Istana Negara, Jakarta
31 Oktober 2044, Pukul 14.15 WIB
Dinginnya pendingin ruangan di Ruang Rapat Kabinet terasa menusuk kulit, tetapi tak cukup untuk mendinginkan atmosfer yang sedikit menghangat oleh paparan data dan grafik berwarna cerah di layar besar ujung meja. Menteri Koordinator Perekonomian, seorang pria berperawakan tegap dengan suara berat yang selalu terdengar penuh keyakinan, baru saja menyelesaikan presentasinya mengenai proyeksi ekonomi kuartal keempat.

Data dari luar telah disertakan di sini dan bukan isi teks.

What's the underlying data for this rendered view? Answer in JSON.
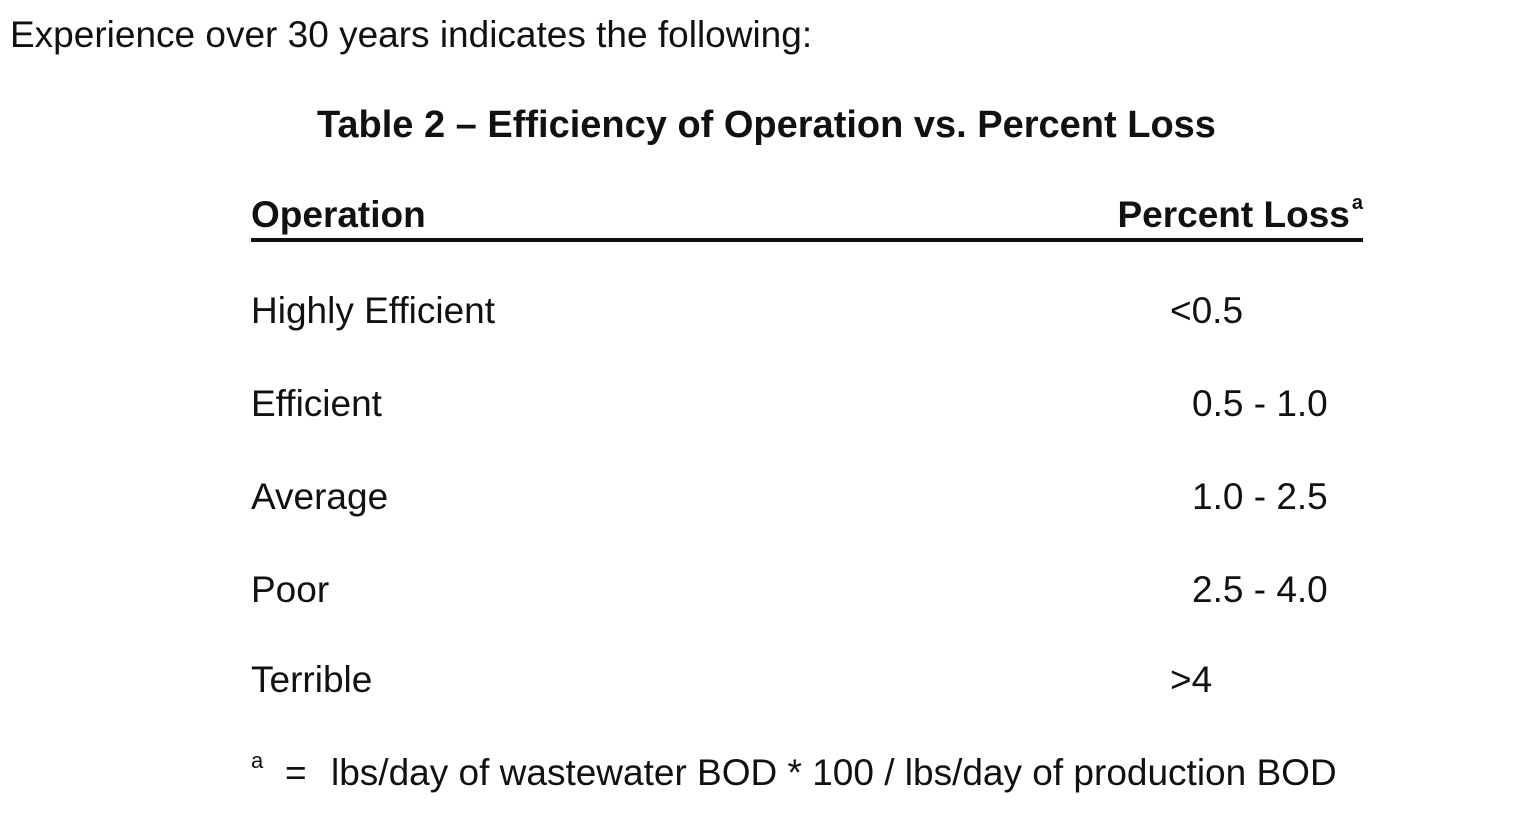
{
  "intro_text": "Experience over 30 years indicates the following:",
  "table": {
    "caption": "Table 2 – Efficiency of Operation vs. Percent Loss",
    "headers": {
      "operation": "Operation",
      "percent_loss": "Percent Loss",
      "percent_loss_marker": "a"
    },
    "rows": [
      {
        "operation": "Highly Efficient",
        "percent_loss": "<0.5"
      },
      {
        "operation": "Efficient",
        "percent_loss": "0.5 - 1.0"
      },
      {
        "operation": "Average",
        "percent_loss": "1.0 - 2.5"
      },
      {
        "operation": "Poor",
        "percent_loss": "2.5 - 4.0"
      },
      {
        "operation": "Terrible",
        "percent_loss": ">4"
      }
    ]
  },
  "footnote": {
    "marker": "a",
    "equals": "=",
    "text": "lbs/day of wastewater BOD * 100 / lbs/day of production BOD"
  }
}
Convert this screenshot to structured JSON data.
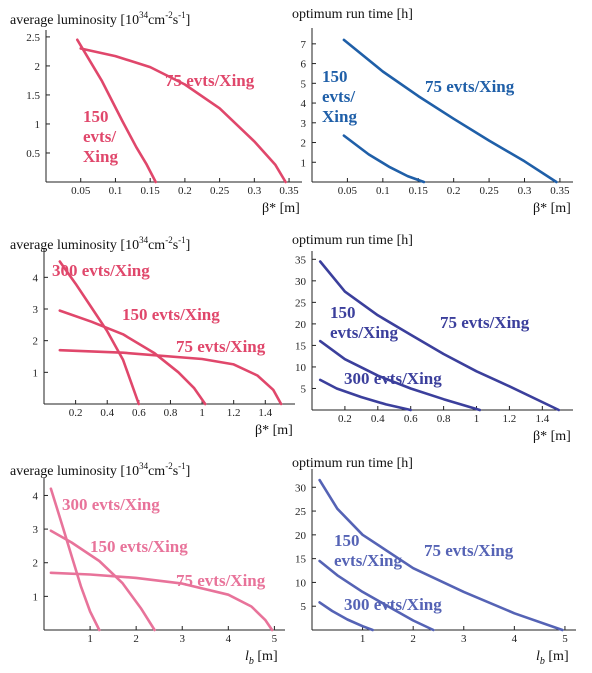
{
  "chart_data": [
    {
      "id": "p1",
      "type": "line",
      "title": "average luminosity",
      "title_unit": "[10",
      "title_exp1": "34",
      "title_mid": "cm",
      "title_exp2": "-2",
      "title_mid2": "s",
      "title_exp3": "-1",
      "title_end": "]",
      "xlabel_main": "β*",
      "xlabel_unit": "[m]",
      "xlim": [
        0,
        0.36
      ],
      "ylim": [
        0,
        2.55
      ],
      "xticks": [
        0.05,
        0.1,
        0.15,
        0.2,
        0.25,
        0.3,
        0.35
      ],
      "xtick_labels": [
        "0.05",
        "0.1",
        "0.15",
        "0.2",
        "0.25",
        "0.3",
        "0.35"
      ],
      "yticks": [
        0.5,
        1,
        1.5,
        2,
        2.5
      ],
      "ytick_labels": [
        "0.5",
        "1",
        "1.5",
        "2",
        "2.5"
      ],
      "color": "#e0476b",
      "series": [
        {
          "name": "75 evts/Xing",
          "label_lines": [
            "75 evts/Xing"
          ],
          "x": [
            0.05,
            0.1,
            0.15,
            0.2,
            0.25,
            0.3,
            0.33,
            0.345
          ],
          "y": [
            2.3,
            2.17,
            1.98,
            1.68,
            1.27,
            0.7,
            0.3,
            0
          ]
        },
        {
          "name": "150 evts/Xing",
          "label_lines": [
            "150",
            "evts/",
            "Xing"
          ],
          "x": [
            0.045,
            0.08,
            0.11,
            0.13,
            0.145,
            0.158
          ],
          "y": [
            2.45,
            1.75,
            1.05,
            0.6,
            0.3,
            0
          ]
        }
      ]
    },
    {
      "id": "p2",
      "type": "line",
      "title": "optimum run time [h]",
      "xlabel_main": "β*",
      "xlabel_unit": "[m]",
      "xlim": [
        0,
        0.36
      ],
      "ylim": [
        0,
        7.6
      ],
      "xticks": [
        0.05,
        0.1,
        0.15,
        0.2,
        0.25,
        0.3,
        0.35
      ],
      "xtick_labels": [
        "0.05",
        "0.1",
        "0.15",
        "0.2",
        "0.25",
        "0.3",
        "0.35"
      ],
      "yticks": [
        1,
        2,
        3,
        4,
        5,
        6,
        7
      ],
      "ytick_labels": [
        "1",
        "2",
        "3",
        "4",
        "5",
        "6",
        "7"
      ],
      "color": "#1f5fa8",
      "series": [
        {
          "name": "75 evts/Xing",
          "label_lines": [
            "75 evts/Xing"
          ],
          "x": [
            0.045,
            0.1,
            0.15,
            0.2,
            0.25,
            0.3,
            0.345
          ],
          "y": [
            7.2,
            5.6,
            4.35,
            3.2,
            2.1,
            1.05,
            0
          ]
        },
        {
          "name": "150 evts/Xing",
          "label_lines": [
            "150",
            "evts/",
            "Xing"
          ],
          "x": [
            0.045,
            0.08,
            0.11,
            0.135,
            0.158
          ],
          "y": [
            2.35,
            1.4,
            0.75,
            0.3,
            0
          ]
        }
      ]
    },
    {
      "id": "p3",
      "type": "line",
      "title": "average luminosity",
      "title_unit": "[10",
      "title_exp1": "34",
      "title_mid": "cm",
      "title_exp2": "-2",
      "title_mid2": "s",
      "title_exp3": "-1",
      "title_end": "]",
      "xlabel_main": "β*",
      "xlabel_unit": "[m]",
      "xlim": [
        0,
        1.55
      ],
      "ylim": [
        0,
        4.8
      ],
      "xticks": [
        0.2,
        0.4,
        0.6,
        0.8,
        1.0,
        1.2,
        1.4
      ],
      "xtick_labels": [
        "0.2",
        "0.4",
        "0.6",
        "0.8",
        "1",
        "1.2",
        "1.4"
      ],
      "yticks": [
        1,
        2,
        3,
        4
      ],
      "ytick_labels": [
        "1",
        "2",
        "3",
        "4"
      ],
      "color": "#e0476b",
      "series": [
        {
          "name": "300 evts/Xing",
          "label_lines": [
            "300 evts/Xing"
          ],
          "x": [
            0.1,
            0.2,
            0.3,
            0.4,
            0.5,
            0.55,
            0.6
          ],
          "y": [
            4.5,
            3.8,
            3.05,
            2.3,
            1.4,
            0.7,
            0
          ]
        },
        {
          "name": "150 evts/Xing",
          "label_lines": [
            "150 evts/Xing"
          ],
          "x": [
            0.1,
            0.3,
            0.5,
            0.7,
            0.85,
            0.95,
            1.02
          ],
          "y": [
            2.95,
            2.6,
            2.2,
            1.6,
            1.0,
            0.5,
            0
          ]
        },
        {
          "name": "75 evts/Xing",
          "label_lines": [
            "75 evts/Xing"
          ],
          "x": [
            0.1,
            0.5,
            1.0,
            1.2,
            1.35,
            1.45,
            1.5
          ],
          "y": [
            1.7,
            1.62,
            1.42,
            1.25,
            0.9,
            0.45,
            0
          ]
        }
      ]
    },
    {
      "id": "p4",
      "type": "line",
      "title": "optimum run time [h]",
      "xlabel_main": "β*",
      "xlabel_unit": "[m]",
      "xlim": [
        0,
        1.55
      ],
      "ylim": [
        0,
        36
      ],
      "xticks": [
        0.2,
        0.4,
        0.6,
        0.8,
        1.0,
        1.2,
        1.4
      ],
      "xtick_labels": [
        "0.2",
        "0.4",
        "0.6",
        "0.8",
        "1",
        "1.2",
        "1.4"
      ],
      "yticks": [
        5,
        10,
        15,
        20,
        25,
        30,
        35
      ],
      "ytick_labels": [
        "5",
        "10",
        "15",
        "20",
        "25",
        "30",
        "35"
      ],
      "color": "#3b3f9c",
      "series": [
        {
          "name": "75 evts/Xing",
          "label_lines": [
            "75 evts/Xing"
          ],
          "x": [
            0.05,
            0.2,
            0.4,
            0.6,
            0.8,
            1.0,
            1.2,
            1.5
          ],
          "y": [
            34.5,
            27.5,
            22.0,
            17.5,
            13.0,
            9.0,
            5.5,
            0
          ]
        },
        {
          "name": "150 evts/Xing",
          "label_lines": [
            "150",
            "evts/Xing"
          ],
          "x": [
            0.05,
            0.2,
            0.4,
            0.6,
            0.8,
            1.02
          ],
          "y": [
            16.0,
            11.8,
            8.0,
            5.0,
            2.5,
            0
          ]
        },
        {
          "name": "300 evts/Xing",
          "label_lines": [
            "300 evts/Xing"
          ],
          "x": [
            0.05,
            0.15,
            0.3,
            0.45,
            0.6
          ],
          "y": [
            7.0,
            5.0,
            3.0,
            1.3,
            0
          ]
        }
      ]
    },
    {
      "id": "p5",
      "type": "line",
      "title": "average luminosity",
      "title_unit": "[10",
      "title_exp1": "34",
      "title_mid": "cm",
      "title_exp2": "-2",
      "title_mid2": "s",
      "title_exp3": "-1",
      "title_end": "]",
      "xlabel_main": "l",
      "xlabel_sub": "b",
      "xlabel_unit": "[m]",
      "xlim": [
        0,
        5.1
      ],
      "ylim": [
        0,
        4.4
      ],
      "xticks": [
        1,
        2,
        3,
        4,
        5
      ],
      "xtick_labels": [
        "1",
        "2",
        "3",
        "4",
        "5"
      ],
      "yticks": [
        1,
        2,
        3,
        4
      ],
      "ytick_labels": [
        "1",
        "2",
        "3",
        "4"
      ],
      "color": "#e8739a",
      "series": [
        {
          "name": "300 evts/Xing",
          "label_lines": [
            "300 evts/Xing"
          ],
          "x": [
            0.15,
            0.4,
            0.6,
            0.8,
            1.0,
            1.2
          ],
          "y": [
            4.2,
            3.1,
            2.2,
            1.3,
            0.55,
            0
          ]
        },
        {
          "name": "150 evts/Xing",
          "label_lines": [
            "150 evts/Xing"
          ],
          "x": [
            0.15,
            0.6,
            1.2,
            1.7,
            2.1,
            2.4
          ],
          "y": [
            2.95,
            2.6,
            2.05,
            1.4,
            0.65,
            0
          ]
        },
        {
          "name": "75 evts/Xing",
          "label_lines": [
            "75 evts/Xing"
          ],
          "x": [
            0.15,
            1.0,
            2.0,
            3.0,
            4.0,
            4.5,
            4.8,
            4.95
          ],
          "y": [
            1.7,
            1.65,
            1.55,
            1.38,
            1.05,
            0.7,
            0.3,
            0
          ]
        }
      ]
    },
    {
      "id": "p6",
      "type": "line",
      "title": "optimum run time [h]",
      "xlabel_main": "l",
      "xlabel_sub": "b",
      "xlabel_unit": "[m]",
      "xlim": [
        0,
        5.1
      ],
      "ylim": [
        0,
        33
      ],
      "xticks": [
        1,
        2,
        3,
        4,
        5
      ],
      "xtick_labels": [
        "1",
        "2",
        "3",
        "4",
        "5"
      ],
      "yticks": [
        5,
        10,
        15,
        20,
        25,
        30
      ],
      "ytick_labels": [
        "5",
        "10",
        "15",
        "20",
        "25",
        "30"
      ],
      "color": "#5563b5",
      "series": [
        {
          "name": "75 evts/Xing",
          "label_lines": [
            "75 evts/Xing"
          ],
          "x": [
            0.15,
            0.5,
            1.0,
            2.0,
            3.0,
            4.0,
            4.95
          ],
          "y": [
            31.5,
            25.5,
            20.0,
            13.0,
            8.0,
            3.5,
            0
          ]
        },
        {
          "name": "150 evts/Xing",
          "label_lines": [
            "150",
            "evts/Xing"
          ],
          "x": [
            0.15,
            0.5,
            1.0,
            1.5,
            2.0,
            2.4
          ],
          "y": [
            14.5,
            11.5,
            8.0,
            5.0,
            2.0,
            0
          ]
        },
        {
          "name": "300 evts/Xing",
          "label_lines": [
            "300 evts/Xing"
          ],
          "x": [
            0.15,
            0.4,
            0.7,
            1.0,
            1.2
          ],
          "y": [
            5.8,
            4.0,
            2.2,
            0.8,
            0
          ]
        }
      ]
    }
  ]
}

Angka-angka inflasi yang terkendali, target investasi yang optimis, dan stabilitas nilai tukar dipaparkan dengan runtut, memberikan gambaran makro yang cukup menjanjikan di atas kertas.
Para menteri dan pejabat setingkat menteri yang duduk mengelilingi meja panjang berukir itu tampak serius. Beberapa menunduk, membuat catatan ringkas di layar tablet masing-masing. Yang lain bersandar sedikit di kursi kulit tinggi mereka, wajah mereka mencerminkan konsentrasi—atau mungkin kebosanan yang disamarkan dengan baik. Ruangan yang didominasi warna cokelat kayu gelap dan krem pucat itu terasa senyap sesaat setelah Menko Perekonomian menutup presentasinya.
Presiden Nisa Farha duduk di kursi kehormatan di tengah meja, menyimak setiap kata dengan saksama. Jemarinya yang ramping terkatup rapi di atas permukaan meja yang mengkilap, sebuah kebiasaan yang menunjukkan fokusnya. Tatapannya lurus ke arah layar, tetapi bagi mereka yang mengenalnya dengan baik, seperti Angel Marina yang duduk sigap di belakangnya dengan laptop terbuka, terlihat jelas bahwa pikiran Nisa bekerja jauh melampaui sekadar angka PDB dan neraca perdagangan. Ada kilatan lain di matanya, sebuah perenungan yang lebih dalam.